Pour toutes ces petites monarchies du Golfe, riches de leur pétrole et de leurs bonnes relations avec les Occidentaux, la perspective de voir l’Iran se doter de l’arme nucléaire constitue une menace sérieuse pour leur sécurité, ce dont ils semblent avoir pris totalement conscience.

C’est ainsi que les Émirats Arabes Unis, non content de contrôler tous les navires se trouvant dans leurs eaux territoriales et liés plus ou moins directement au commerce avec Téhéran plusieurs navires contenant des matières sensibles à destination de l’Iran ont été arraisonnés par la police émirienne n’ont pas hésité à fermer 41 comptes bancaires appartenant à des entités iraniennes dont un nombre important détenu par les Gardiens de la révolution.

RETOURNEMENT GÉOPOLITIQUE ?

Plus étonnant, pour la première fois, en janvier, un ministre israélien Uzi Landau, chargé des infrastructures nationales, s’est rendu à Abu Dhabi alors même que l’Émirat n’entretient pas de relations diplomatiques avec l’État hébreu. C’est que la protection des frontières d’Abu Dhabi et d’une quinzaine de sites pétroliers de cet émirat doit beaucoup à la technologie israélienne et à la société Asia Global Technologies, dirigée par un israélien vivant aux États-Unis et particulièrement efficace sur le marché mondial de la sécurité. De même, Abu Dhabi n’a fait aucune difficulté pour se procurer, auprès de la société israélienne Radom Aviation Systems, deux avions d’alerte équipés de stations d’écoute destinées à prendre connaissance des communications dans les eaux territoriales du Golfe. La peur vis-à-vis d’in-filtrations chiites sur leur territoire est bien présente dans ce pays.

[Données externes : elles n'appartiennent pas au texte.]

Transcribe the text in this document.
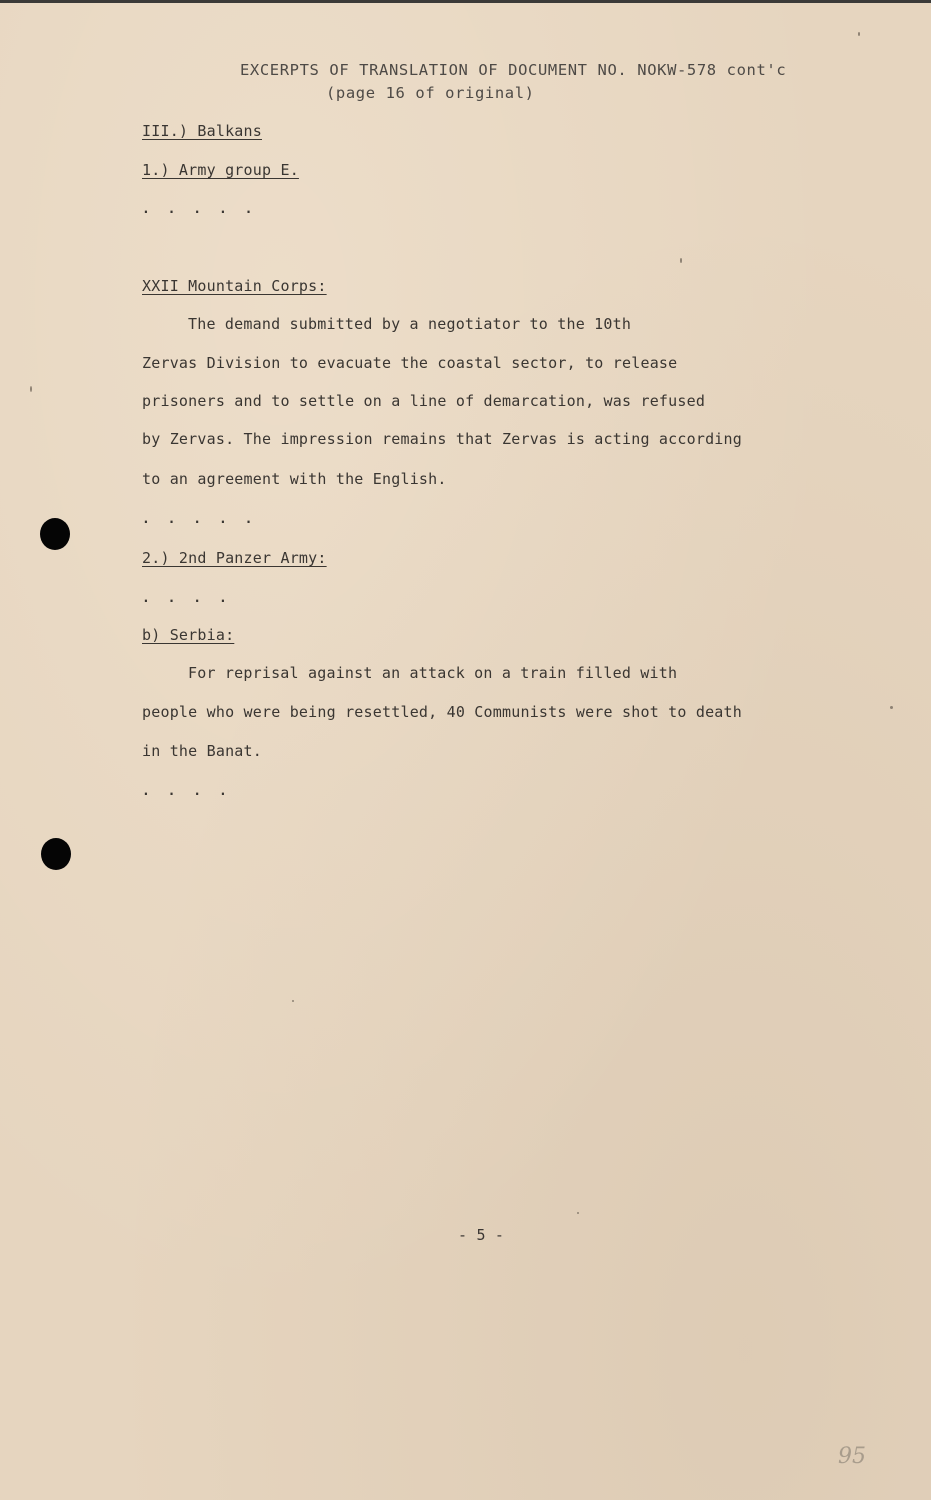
EXCERPTS OF TRANSLATION OF DOCUMENT NO. NOKW-578 cont'c
(page 16 of original)
III.) Balkans
1.) Army group E.
. . . . .
XXII Mountain Corps:
The demand submitted by a negotiator to the 10th
Zervas Division to evacuate the coastal sector, to release
prisoners and to settle on a line of demarcation, was refused
by Zervas. The impression remains that Zervas is acting according
to an agreement with the English.
. . . . .
2.) 2nd Panzer Army:
. . . .
b) Serbia:
For reprisal against an attack on a train filled with
people who were being resettled, 40 Communists were shot to death
in the Banat.
. . . .
- 5 -
95
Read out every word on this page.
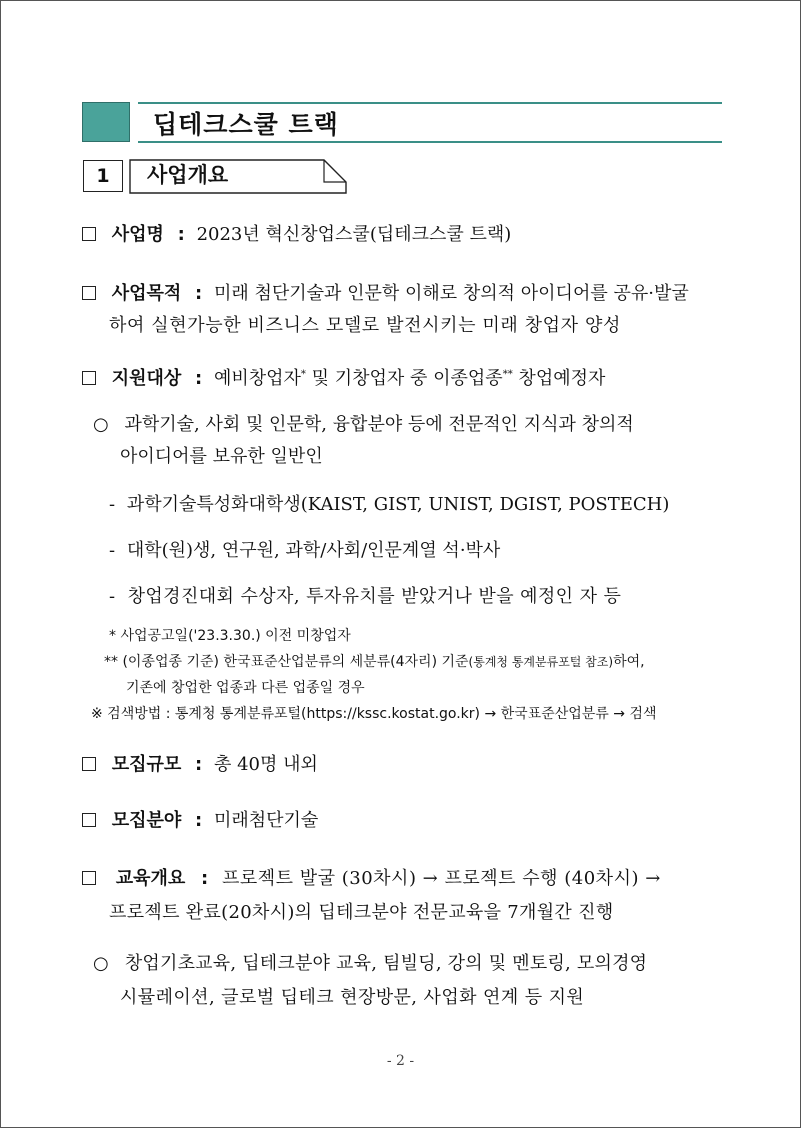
딥테크스쿨 트랙
1	사업개요
사업명 : 2023년 혁신창업스쿨(딥테크스쿨 트랙)
사업목적 : 미래 첨단기술과 인문학 이해로 창의적 아이디어를 공유·발굴
하여 실현가능한 비즈니스 모델로 발전시키는 미래 창업자 양성
지원대상 : 예비창업자* 및 기창업자 중 이종업종** 창업예정자
○ 과학기술, 사회 및 인문학, 융합분야 등에 전문적인 지식과 창의적
아이디어를 보유한 일반인
- 과학기술특성화대학생(KAIST, GIST, UNIST, DGIST, POSTECH)
- 대학(원)생, 연구원, 과학/사회/인문계열 석·박사
- 창업경진대회 수상자, 투자유치를 받았거나 받을 예정인 자 등
* 사업공고일('23.3.30.) 이전 미창업자
** (이종업종 기준) 한국표준산업분류의 세분류(4자리) 기준(통계청 통계분류포털 참조)하여,
기존에 창업한 업종과 다른 업종일 경우
※ 검색방법 : 통계청 통계분류포털(https://kssc.kostat.go.kr) → 한국표준산업분류 → 검색
모집규모 : 총 40명 내외
모집분야 : 미래첨단기술
교육개요 : 프로젝트 발굴 (30차시) → 프로젝트 수행 (40차시) →
프로젝트 완료(20차시)의 딥테크분야 전문교육을 7개월간 진행
○ 창업기초교육, 딥테크분야 교육, 팀빌딩, 강의 및 멘토링, 모의경영
시뮬레이션, 글로벌 딥테크 현장방문, 사업화 연계 등 지원
- 2 -
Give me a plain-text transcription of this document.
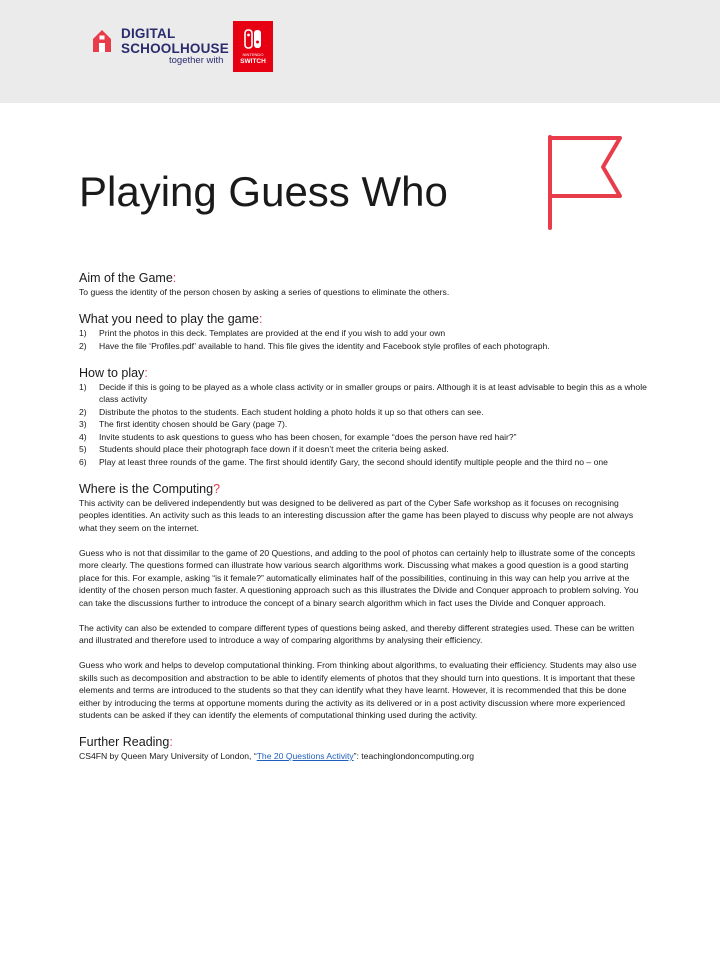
DIGITAL
SCHOOLHOUSE
together with
NINTENDO
SWITCH
Playing Guess Who
Aim of the Game:

To guess the identity of the person chosen by asking a series of questions to eliminate the others.

What you need to play the game:
1) Print the photos in this deck. Templates are provided at the end if you wish to add your own
2) Have the file ‘Profiles.pdf’ available to hand. This file gives the identity and Facebook style profiles of each photograph.
How to play:
1) Decide if this is going to be played as a whole class activity or in smaller groups or pairs. Although it is at least advisable to begin this as a whole class activity
2) Distribute the photos to the students. Each student holding a photo holds it up so that others can see.
3) The first identity chosen should be Gary (page 7).
4) Invite students to ask questions to guess who has been chosen, for example “does the person have red hair?”
5) Students should place their photograph face down if it doesn’t meet the criteria being asked.
6) Play at least three rounds of the game. The first should identify Gary, the second should identify multiple people and the third no – one
Where is the Computing?

This activity can be delivered independently but was designed to be delivered as part of the Cyber Safe workshop as it focuses on recognising peoples identities. An activity such as this leads to an interesting discussion after the game has been played to discuss why people are not always what they seem on the internet.

Guess who is not that dissimilar to the game of 20 Questions, and adding to the pool of photos can certainly help to illustrate some of the concepts more clearly. The questions formed can illustrate how various search algorithms work. Discussing what makes a good question is a good starting place for this. For example, asking “is it female?” automatically eliminates half of the possibilities, continuing in this way can help you arrive at the identity of the chosen person much faster. A questioning approach such as this illustrates the Divide and Conquer approach to problem solving. You can take the discussions further to introduce the concept of a binary search algorithm which in fact uses the Divide and Conquer approach.

The activity can also be extended to compare different types of questions being asked, and thereby different strategies used. These can be written and illustrated and therefore used to introduce a way of comparing algorithms by analysing their efficiency.

Guess who work and helps to develop computational thinking. From thinking about algorithms, to evaluating their efficiency. Students may also use skills such as decomposition and abstraction to be able to identify elements of photos that they should turn into questions. It is important that these elements and terms are introduced to the students so that they can identify what they have learnt. However, it is recommended that this be done either by introducing the terms at opportune moments during the activity as its delivered or in a post activity discussion where more experienced students can be asked if they can identify the elements of computational thinking used during the activity.

Further Reading:

CS4FN by Queen Mary University of London, “The 20 Questions Activity”: teachinglondoncomputing.org
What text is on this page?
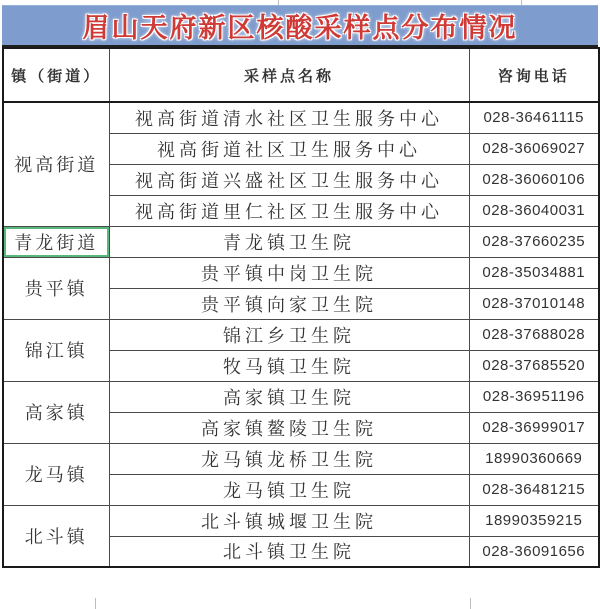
眉山天府新区核酸采样点分布情况
镇（街道）	采样点名称	咨询电话
视高街道	视高街道清水社区卫生服务中心	028-36461115
	视高街道社区卫生服务中心	028-36069027
	视高街道兴盛社区卫生服务中心	028-36060106
	视高街道里仁社区卫生服务中心	028-36040031
青龙街道	青龙镇卫生院	028-37660235
贵平镇	贵平镇中岗卫生院	028-35034881
	贵平镇向家卫生院	028-37010148
锦江镇	锦江乡卫生院	028-37688028
	牧马镇卫生院	028-37685520
高家镇	高家镇卫生院	028-36951196
	高家镇鳌陵卫生院	028-36999017
龙马镇	龙马镇龙桥卫生院	18990360669
	龙马镇卫生院	028-36481215
北斗镇	北斗镇城堰卫生院	18990359215
	北斗镇卫生院	028-36091656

D’où le droit accordé à la France d’établir une base militaire, l’expulsion récente de plusieurs dizaines de Libanais soupçonnés de financer le Hezbollah et l’accord conclu en 2009 avec l’opérateur privé israélien de satellites Imagesat en vue de se connecter aux images dû satellite Eros B.

Petit royaume peuplé à 70 % de chiites mais gouverné par des sunnites, Bahrein, tout à sa peur des intrigues de Téhéran, n’a cessé, depuis de nombreuses années de faire massivement appel à des Balouches, des Irakiens ou des Jordaniens dans ses forces de sécurité et ses services de renseignement. Monarque éclairé cheikh Hamad Ben Issa al Khalifa, malgré la protection de la V° flotte américaine, dont la base a été doublée récemment, n’est pas à l’abri des manoeuvres des agents iraniens d’autant que, si une partie de la communauté chiite se veut loyale, nombre de chiites ne sont nullement insensibles aux sirènes de Téhéran.

Alors même que le régime iranien revendique tout simplement sa souveraineté sur Bahrein ! On comprend les inquiétudes de ce petit émirat, de nombreuses cellules chiites pro-iraniennes venant d’être tout récemment démantelées à Koweit. Voilà ce qui explique sans aucun doute ce que l’on peut qualifier de véritable retournement géopolitique des petits États arabes musulmans du Golfe pour lesquels le Grand Satan ne semble plus être l’Oncle Sam ou le sionisme mais la République islamique d’Iran qui nourrit le terrorisme islamiste et dont les visées expansionnistes ne lassent pas d’inquiéter.